小説 川崎サイト

 

ぶらりと出掛ける


 芳田は天気が良いので、ぶらりと出掛けることにした。日曜で休みだし、丁度いい。これが雨とか曇っていたりすると、その気にならない。陽気に誘われたのだ。
 冬の寒さが薄れ、逆に暖かすぎるほど。ポカポカ陽気を通り越している。まさか夏日になるわけではない。桜はまだ咲いていない。
 ぶらりと出掛ける。しかし、目的地がそれなりにないと、家を出てからどちらへ向かえばいいのかが分からない。決めていないため。
 しかし、駅へ向かう道に芳田は乗る。とりあえず拡がりのある方角へ。
 反対側は徐々に辺鄙になる。歩いてならそちらへ向かってもいいのだが、見るべきものがない。ただの住宅地。少し趣のある風景があるのは、その先だが、歩くとなるとそれなりの距離がある。その間、新興住宅地の中をずっと歩くことになる。そんなものが見たいわけではない。そんなものを見ている時間の方が長くなるだろう。
 駅に出ればワープできる。いきなり良いところへ行ける。駅までの道はそれほど遠くはないし、毎朝通い慣れた通勤路。辺鄙な方角は西。駅のある方角は東。そして北はどうだ。南はどうだ。
 北は工場やグランドがあり、結構殺風景。南側も住宅地ばかりで、その先は川に突き当たる。だから伸びがない。まだ西の方が山へと続いているので、まし。
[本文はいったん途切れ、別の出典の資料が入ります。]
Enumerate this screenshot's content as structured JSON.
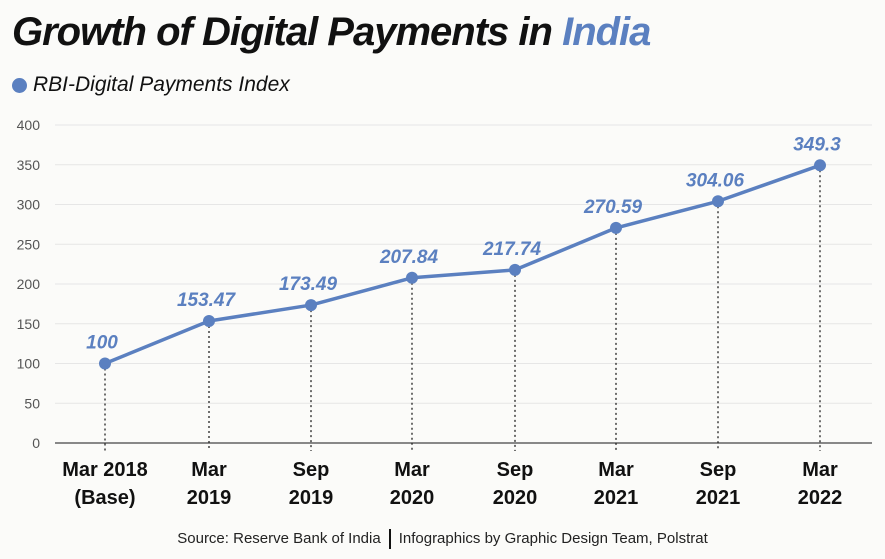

東にある駅から、その山の裏側まで回り込める。一気にワープだ。
 山の裏側はニュータウンになっているが、まだまだ長閑。昔からあるような村が点在している。そして寺社も多い。
 ぶらりと何処かへ出掛ける。目的は、それで決まった。西側にある山を越えること。そのため、東側にある駅まで向かわないといけない。逆方向に歩いているようなものだ。
 山の向こう側へ行くだけが目的。着けば、そのあたりをぶらっとすればいい。これで決まり。
 通い慣れた駅までの道を芳田は歩いている。これだけでも十分、ぶらっと感はある。絶対にやらなければいけない行為ではなく、気が変われば戻れるし、別に駅に行かなくてもいい。しかし、駅に出ないと山の裏側へは行けないので、行方の定まらない歩き方ではない。ぶらっと外に出たわりには、目的地までのレールからはみ出すわけにはいかない。
 だから、芳田は今、決してぶらついているわけではない。
 しかし、思ったより暖かいのか、汗ばんできた。この時期にしては異常だ。
 駅が見えてきたが、ここまでは目を瞑っていても行ける道。
 そして駅に入る。いつもとは逆方向の下り電車のホームに立つ。ここに立つことはほとんどない。降りるために毎夕そのホームに立っているが、実際には歩いている。もう降りたのだから、そこに留まる必要はない。
 しかし、その日は電車待ち。いつも乗っている向こう側のホームが見える。朝の風景とは全く違う。
 日曜なので、本数が少ないのか、電車はなかなか来ない。
 それで立っていても何なので、ベンチに座る。ここで座るのは初めてかもしれない。もうそれだけでも、新鮮だ。
 やがて電車が来て、芳田は連れて行かれた。